Denk er maar eens over na: wat is het echte verschil tussen pannekoek en pannenkoek? Beide woorden verwijzen naar dezelfde lekkernij. Of je dat nu met of zonder tussen-n schrijft, doet niets af aan de smaak van de pannenkoek of hoe wij over pannenkoeken praten. Spelling is als de spiegel van de taal: het biedt een mooi beeld, maar niet meer dan een spiegeling. Het is goed dat men kinderen leert om correct te spellen, maar taalontwikkeling is zoveel meer dan een paar regels over stam+t.

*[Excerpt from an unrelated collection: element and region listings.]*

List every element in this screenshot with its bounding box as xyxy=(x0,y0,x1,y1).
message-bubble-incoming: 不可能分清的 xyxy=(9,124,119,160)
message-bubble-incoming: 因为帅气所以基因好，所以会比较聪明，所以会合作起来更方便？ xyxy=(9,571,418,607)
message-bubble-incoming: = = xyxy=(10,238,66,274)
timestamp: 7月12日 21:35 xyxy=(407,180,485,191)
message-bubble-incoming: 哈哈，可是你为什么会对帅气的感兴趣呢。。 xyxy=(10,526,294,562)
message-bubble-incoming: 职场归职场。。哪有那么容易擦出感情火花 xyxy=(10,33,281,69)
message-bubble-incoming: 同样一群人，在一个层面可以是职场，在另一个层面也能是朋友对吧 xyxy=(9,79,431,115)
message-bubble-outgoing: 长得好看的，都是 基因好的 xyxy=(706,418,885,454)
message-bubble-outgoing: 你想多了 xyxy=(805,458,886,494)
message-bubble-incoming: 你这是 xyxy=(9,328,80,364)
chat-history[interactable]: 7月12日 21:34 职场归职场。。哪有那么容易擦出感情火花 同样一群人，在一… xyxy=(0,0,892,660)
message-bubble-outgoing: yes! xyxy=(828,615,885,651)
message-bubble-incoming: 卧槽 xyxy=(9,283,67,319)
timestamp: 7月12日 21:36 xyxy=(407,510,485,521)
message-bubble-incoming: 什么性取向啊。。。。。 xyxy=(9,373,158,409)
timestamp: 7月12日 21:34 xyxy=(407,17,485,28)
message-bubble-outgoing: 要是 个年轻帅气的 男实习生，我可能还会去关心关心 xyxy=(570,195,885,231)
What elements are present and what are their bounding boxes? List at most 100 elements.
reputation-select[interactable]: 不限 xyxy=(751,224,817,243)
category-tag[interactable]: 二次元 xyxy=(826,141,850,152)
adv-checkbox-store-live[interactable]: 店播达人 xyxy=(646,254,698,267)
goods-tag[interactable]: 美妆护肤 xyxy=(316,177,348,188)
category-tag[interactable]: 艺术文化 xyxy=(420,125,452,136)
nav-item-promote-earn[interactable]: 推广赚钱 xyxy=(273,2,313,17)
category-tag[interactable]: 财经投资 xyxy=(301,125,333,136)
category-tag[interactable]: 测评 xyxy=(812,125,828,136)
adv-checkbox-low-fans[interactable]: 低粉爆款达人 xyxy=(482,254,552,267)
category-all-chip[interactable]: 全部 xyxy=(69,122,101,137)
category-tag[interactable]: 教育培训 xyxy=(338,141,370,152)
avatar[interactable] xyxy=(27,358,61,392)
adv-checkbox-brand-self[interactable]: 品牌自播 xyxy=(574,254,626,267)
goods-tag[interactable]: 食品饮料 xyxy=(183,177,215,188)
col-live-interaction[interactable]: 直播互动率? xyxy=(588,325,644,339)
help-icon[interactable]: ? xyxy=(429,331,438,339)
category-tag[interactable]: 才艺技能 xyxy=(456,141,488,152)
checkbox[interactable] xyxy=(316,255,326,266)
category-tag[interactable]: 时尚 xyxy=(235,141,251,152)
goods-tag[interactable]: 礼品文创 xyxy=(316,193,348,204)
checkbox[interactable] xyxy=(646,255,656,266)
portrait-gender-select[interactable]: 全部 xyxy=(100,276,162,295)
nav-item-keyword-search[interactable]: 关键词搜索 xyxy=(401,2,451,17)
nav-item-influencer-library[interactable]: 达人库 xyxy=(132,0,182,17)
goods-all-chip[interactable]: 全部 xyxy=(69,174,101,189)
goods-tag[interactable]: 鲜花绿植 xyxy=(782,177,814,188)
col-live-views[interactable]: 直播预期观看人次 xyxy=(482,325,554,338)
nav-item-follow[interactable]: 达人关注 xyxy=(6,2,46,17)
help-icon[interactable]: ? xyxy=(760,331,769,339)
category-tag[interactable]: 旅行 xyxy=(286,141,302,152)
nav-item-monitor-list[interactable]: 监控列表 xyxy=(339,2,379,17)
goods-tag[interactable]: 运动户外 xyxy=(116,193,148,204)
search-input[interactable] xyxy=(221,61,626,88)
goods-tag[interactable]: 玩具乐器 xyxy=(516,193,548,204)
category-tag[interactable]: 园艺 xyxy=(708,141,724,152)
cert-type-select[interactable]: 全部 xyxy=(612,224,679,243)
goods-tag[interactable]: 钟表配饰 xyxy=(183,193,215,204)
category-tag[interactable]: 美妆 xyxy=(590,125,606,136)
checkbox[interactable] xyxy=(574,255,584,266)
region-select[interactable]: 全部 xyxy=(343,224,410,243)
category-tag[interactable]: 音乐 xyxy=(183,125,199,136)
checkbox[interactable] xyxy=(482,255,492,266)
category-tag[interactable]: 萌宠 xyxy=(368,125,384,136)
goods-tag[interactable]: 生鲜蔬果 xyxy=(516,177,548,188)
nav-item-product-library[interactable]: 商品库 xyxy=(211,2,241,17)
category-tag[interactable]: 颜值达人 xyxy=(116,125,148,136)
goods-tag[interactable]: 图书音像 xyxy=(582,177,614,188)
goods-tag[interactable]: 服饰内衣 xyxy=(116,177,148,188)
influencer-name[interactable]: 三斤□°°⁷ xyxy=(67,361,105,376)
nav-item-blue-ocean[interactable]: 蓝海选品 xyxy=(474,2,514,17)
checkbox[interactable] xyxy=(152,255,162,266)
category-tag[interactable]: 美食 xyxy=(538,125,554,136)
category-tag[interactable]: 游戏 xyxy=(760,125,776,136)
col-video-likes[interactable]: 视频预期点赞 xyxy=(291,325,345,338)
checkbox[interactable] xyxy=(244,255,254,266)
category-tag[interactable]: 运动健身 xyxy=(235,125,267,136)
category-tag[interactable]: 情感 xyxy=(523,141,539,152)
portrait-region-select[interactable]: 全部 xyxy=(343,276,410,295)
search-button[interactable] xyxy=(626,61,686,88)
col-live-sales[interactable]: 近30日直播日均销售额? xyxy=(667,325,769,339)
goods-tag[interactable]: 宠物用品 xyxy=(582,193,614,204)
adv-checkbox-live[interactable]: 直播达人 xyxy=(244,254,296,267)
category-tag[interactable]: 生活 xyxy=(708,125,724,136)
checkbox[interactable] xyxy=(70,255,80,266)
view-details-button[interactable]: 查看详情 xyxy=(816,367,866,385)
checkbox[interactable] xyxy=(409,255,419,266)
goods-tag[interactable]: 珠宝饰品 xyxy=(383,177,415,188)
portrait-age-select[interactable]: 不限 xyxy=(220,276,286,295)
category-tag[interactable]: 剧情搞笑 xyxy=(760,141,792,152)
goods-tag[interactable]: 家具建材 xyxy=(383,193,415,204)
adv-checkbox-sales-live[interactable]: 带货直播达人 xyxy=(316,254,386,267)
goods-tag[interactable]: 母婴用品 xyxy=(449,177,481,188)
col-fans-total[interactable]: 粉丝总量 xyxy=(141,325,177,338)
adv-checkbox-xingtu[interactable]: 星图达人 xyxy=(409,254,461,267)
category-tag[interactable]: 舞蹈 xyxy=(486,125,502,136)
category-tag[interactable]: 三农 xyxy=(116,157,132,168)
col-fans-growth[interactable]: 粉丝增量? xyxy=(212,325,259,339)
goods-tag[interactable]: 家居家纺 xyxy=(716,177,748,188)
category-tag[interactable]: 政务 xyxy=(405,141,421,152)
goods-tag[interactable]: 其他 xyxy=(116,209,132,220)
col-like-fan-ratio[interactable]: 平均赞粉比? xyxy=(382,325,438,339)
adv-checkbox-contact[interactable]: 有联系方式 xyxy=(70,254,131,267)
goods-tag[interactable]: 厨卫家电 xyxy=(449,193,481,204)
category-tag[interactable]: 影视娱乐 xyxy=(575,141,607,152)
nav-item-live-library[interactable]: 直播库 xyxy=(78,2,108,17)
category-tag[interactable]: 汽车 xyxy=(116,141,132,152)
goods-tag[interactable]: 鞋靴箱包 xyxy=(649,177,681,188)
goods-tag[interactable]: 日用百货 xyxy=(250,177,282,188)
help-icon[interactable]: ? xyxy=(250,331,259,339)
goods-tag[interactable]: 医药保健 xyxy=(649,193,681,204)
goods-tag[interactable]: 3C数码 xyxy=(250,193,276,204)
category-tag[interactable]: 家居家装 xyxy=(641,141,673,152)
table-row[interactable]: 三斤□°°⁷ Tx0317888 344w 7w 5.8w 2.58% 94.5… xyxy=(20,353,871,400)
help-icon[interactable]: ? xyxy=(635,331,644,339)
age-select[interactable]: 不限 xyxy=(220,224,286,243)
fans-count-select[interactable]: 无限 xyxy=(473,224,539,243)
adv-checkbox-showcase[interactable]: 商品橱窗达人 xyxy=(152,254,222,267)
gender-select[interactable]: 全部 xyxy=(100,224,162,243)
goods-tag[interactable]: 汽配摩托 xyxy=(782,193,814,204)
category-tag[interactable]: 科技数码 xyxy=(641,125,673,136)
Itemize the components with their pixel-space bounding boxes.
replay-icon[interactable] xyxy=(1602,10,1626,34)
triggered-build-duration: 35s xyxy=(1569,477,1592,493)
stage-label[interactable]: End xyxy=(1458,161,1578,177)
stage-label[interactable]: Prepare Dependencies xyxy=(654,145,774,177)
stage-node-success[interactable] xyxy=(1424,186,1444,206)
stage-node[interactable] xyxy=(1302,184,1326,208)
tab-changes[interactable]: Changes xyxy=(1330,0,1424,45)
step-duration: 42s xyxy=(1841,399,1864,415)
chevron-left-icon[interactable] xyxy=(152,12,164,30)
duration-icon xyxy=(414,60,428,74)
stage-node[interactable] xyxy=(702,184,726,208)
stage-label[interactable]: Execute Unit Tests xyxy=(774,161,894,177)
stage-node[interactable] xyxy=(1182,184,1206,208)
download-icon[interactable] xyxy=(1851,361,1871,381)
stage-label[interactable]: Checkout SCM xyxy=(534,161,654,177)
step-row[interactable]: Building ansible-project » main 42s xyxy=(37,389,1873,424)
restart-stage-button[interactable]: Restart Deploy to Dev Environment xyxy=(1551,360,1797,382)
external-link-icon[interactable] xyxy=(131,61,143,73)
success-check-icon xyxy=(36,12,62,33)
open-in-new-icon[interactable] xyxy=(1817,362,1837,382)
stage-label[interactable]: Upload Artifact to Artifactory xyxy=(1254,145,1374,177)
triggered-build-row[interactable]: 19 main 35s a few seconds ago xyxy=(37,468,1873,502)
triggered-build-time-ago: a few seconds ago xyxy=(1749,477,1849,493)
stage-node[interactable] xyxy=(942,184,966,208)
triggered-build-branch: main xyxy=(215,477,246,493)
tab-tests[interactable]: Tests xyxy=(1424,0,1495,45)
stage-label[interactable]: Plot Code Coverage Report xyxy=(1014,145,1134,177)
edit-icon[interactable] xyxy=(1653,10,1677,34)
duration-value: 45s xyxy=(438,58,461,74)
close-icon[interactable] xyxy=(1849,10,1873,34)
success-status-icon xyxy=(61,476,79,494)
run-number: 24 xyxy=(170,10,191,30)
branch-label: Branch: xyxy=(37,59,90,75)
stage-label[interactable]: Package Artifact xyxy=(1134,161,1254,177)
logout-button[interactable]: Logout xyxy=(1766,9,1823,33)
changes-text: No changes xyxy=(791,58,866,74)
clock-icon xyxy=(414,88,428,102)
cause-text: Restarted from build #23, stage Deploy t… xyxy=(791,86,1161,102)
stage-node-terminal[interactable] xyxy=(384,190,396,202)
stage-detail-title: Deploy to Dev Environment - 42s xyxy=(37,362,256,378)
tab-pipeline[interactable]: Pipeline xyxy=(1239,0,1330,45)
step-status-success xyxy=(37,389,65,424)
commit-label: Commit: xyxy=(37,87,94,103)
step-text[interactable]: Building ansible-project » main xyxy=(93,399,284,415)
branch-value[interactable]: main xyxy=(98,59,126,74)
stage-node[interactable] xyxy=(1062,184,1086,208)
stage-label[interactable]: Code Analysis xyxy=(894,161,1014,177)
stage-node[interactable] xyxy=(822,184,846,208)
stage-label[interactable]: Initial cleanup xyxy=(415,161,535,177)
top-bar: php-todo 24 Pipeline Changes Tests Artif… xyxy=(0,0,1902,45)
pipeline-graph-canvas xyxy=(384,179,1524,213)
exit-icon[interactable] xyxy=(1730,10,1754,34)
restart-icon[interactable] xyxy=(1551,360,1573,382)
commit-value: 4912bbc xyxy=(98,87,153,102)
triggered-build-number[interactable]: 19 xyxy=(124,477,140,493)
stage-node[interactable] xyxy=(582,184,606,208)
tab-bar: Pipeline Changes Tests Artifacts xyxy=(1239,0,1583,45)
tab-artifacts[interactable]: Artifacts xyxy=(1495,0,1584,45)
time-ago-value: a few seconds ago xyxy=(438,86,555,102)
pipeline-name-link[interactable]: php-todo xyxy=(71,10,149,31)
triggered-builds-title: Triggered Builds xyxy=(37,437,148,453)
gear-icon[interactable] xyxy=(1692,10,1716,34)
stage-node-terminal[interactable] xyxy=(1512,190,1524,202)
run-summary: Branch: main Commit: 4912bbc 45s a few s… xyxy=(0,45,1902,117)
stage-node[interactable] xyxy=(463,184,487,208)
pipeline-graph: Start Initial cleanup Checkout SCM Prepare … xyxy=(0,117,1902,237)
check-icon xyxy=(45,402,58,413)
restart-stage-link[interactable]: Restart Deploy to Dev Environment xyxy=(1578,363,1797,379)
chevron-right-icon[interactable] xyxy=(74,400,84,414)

Taalwetenschappers beschrijven wat er binnen de taal gebeurt zonder een oordeel te vellen over de correctheid daarvan. Taalwetenschappers schrijven de regels niet voor, maar bestuderen uiteraard wel wat mensen met die regels doen. Het ontstaan en gebruik van de verschillende schriften op de wereld en hoe spellingfouten bij kinderen op dieperliggende taalproblemen kunnen wijzen, zijn daardoor wel onderwerp van studie.
Raakvlakken
Een combinatie van algemene taalwetenschap en andere vakgebieden levert een aantal kruisgebieden op:
- Geschiedenis: historische taalwetenschap Onderzoekt taalverandering door de tijd en het ontstaan van taal.
- Informatica: computationele taalkunde computers natuurlijke taal laten begrijpen, vertalen, voorlezen of produceren.
- Medicijnen: neurolinguïstiek De studie van hersenactiviteit tijdens taalverwerking. Hierbij worden de hersenen direct bekeken d.m.v. geavanceerde technieken zoals PET-scans en MRI.
- Psychologie: psycholinguïstiek De studie van de hersenprocessen die een rol spelen bij taal. Het gaat hier om de theorie achter taalprocessen als begrijpen, een gedachte uitspreken, woordopslag, grammatica toepassen, enz.
- Sociologie: sociolinguïstiek Onderzoekt hoe taal beïnvloed wordt door sociale factoren zoals geslacht, leeftijd, opleidingsniveau, etc. (zowel voor een individu als voor groepen).